Early-stage degradation of electrolytic iron particle-based magnetorheological elastomer under natural weathering conditions

Abstract

Magnetorheological elastomer (MRE) is a smart composite possessing properties that can be tuned by an external magnetic field, making them highly attractive for vibration isolation applications. Their reliable use in outdoor environments, however, requires a clear understanding of how natural weathering influences their performance and durability. While most previous research has addressed long-term or accelerated ageing conditions, the onset of environmental degradation of MRE remains insufficiently explored. Therefore, this study investigated the early-stage degradation of MRE, embedded with irregular electrolytic iron particles (MRE-EIP) over six weeks of natural weathering exposure. Weekly samples (W0-W6) were analysed using vibrating sample magnetometer (VSM), rheometer and low vacuum scanning electron microscope and the results were correlated with weathering data from the Malaysian Meteorological Department, Kuala Lumpur. The saturation magnetization, Ms finding shows minimal change from 111.63 Am2/kg in W0 to 113.79 Am2/kg in W6, likely attributed to the exposure of EIP following the removal of the aged localized surface over the six week exposure. Strain sweep results meanwhile, revealed the progressive stiffening, with the storage modulus (G′) increased from 0.22 MPa (W0) to 0.53 MPa (W6), accompanied by a narrowing linear viscoelastic (LVE) region, indicative of early embrittlement of the samples. Nevertheless, a temporary reduction in G′ for W3 suggested a moisture-induced plasticisation, from increased rainfalls that week. Besides, the absolute MR effect, ΔG′ increased from 0.23 MPa (W0) to 0.34 MPa (W6), indicating greater responsiveness of exposed EIP to the magnetic fields which enhanced the G′ accordingly.
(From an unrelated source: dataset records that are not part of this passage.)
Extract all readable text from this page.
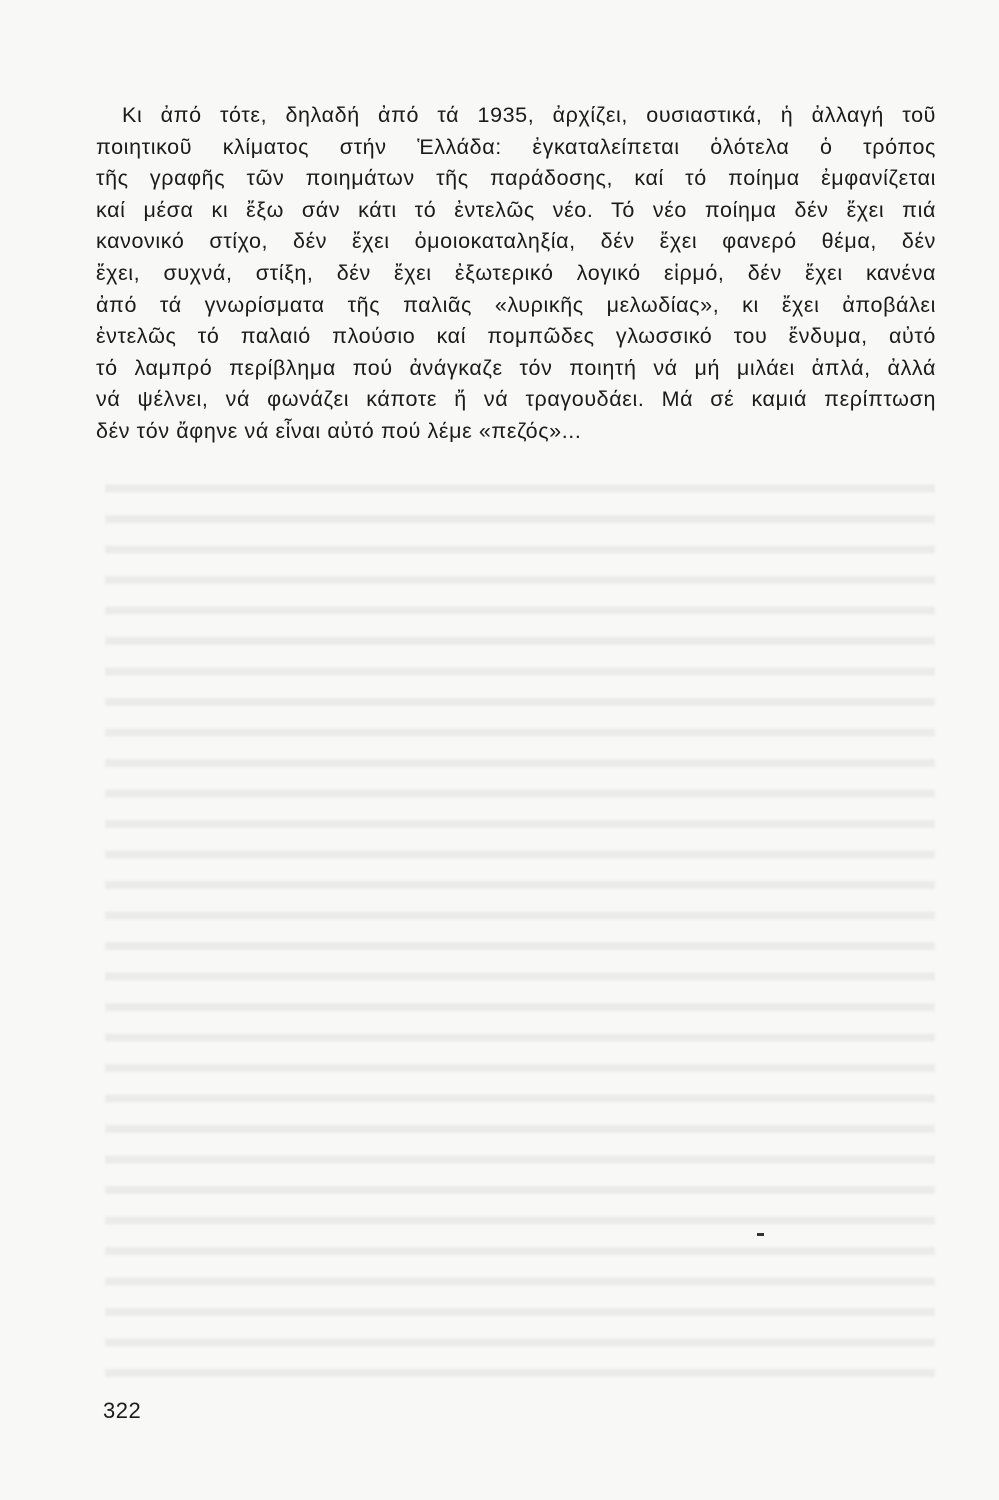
Κι ἀπό τότε, δηλαδή ἀπό τά 1935, ἀρχίζει, ουσιαστικά, ἡ ἀλλαγή τοῦ
ποιητικοῦ κλίματος στήν Ἑλλάδα: ἐγκαταλείπεται ὁλότελα ὁ τρόπος
τῆς γραφῆς τῶν ποιημάτων τῆς παράδοσης, καί τό ποίημα ἐμφανίζεται
καί μέσα κι ἔξω σάν κάτι τό ἐντελῶς νέο. Τό νέο ποίημα δέν ἔχει πιά
κανονικό στίχο, δέν ἔχει ὁμοιοκαταληξία, δέν ἔχει φανερό θέμα, δέν
ἔχει, συχνά, στίξη, δέν ἔχει ἐξωτερικό λογικό εἱρμό, δέν ἔχει κανένα
ἀπό τά γνωρίσματα τῆς παλιᾶς «λυρικῆς μελωδίας», κι ἔχει ἀποβάλει
ἐντελῶς τό παλαιό πλούσιο καί πομπῶδες γλωσσικό του ἔνδυμα, αὐτό
τό λαμπρό περίβλημα πού ἀνάγκαζε τόν ποιητή νά μή μιλάει ἁπλά, ἀλλά
νά ψέλνει, νά φωνάζει κάποτε ἤ νά τραγουδάει. Μά σέ καμιά περίπτωση
δέν τόν ἄφηνε νά εἶναι αὐτό πού λέμε «πεζός»...
322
Morphological analysis confirmed the development of localized surface depressions suggests combine effects of UV-driven embrittlement and moisture plasticisation from rainfall, leading to localised EIP exposure, while the cross-sectional structure integrity remained intact. These findings provide the first detailed account of early-stage degradation in MRE-EIP under natural weathering, offering valuable insights into early failure mechanisms and guiding durability driven material design for outdoor smart material applications.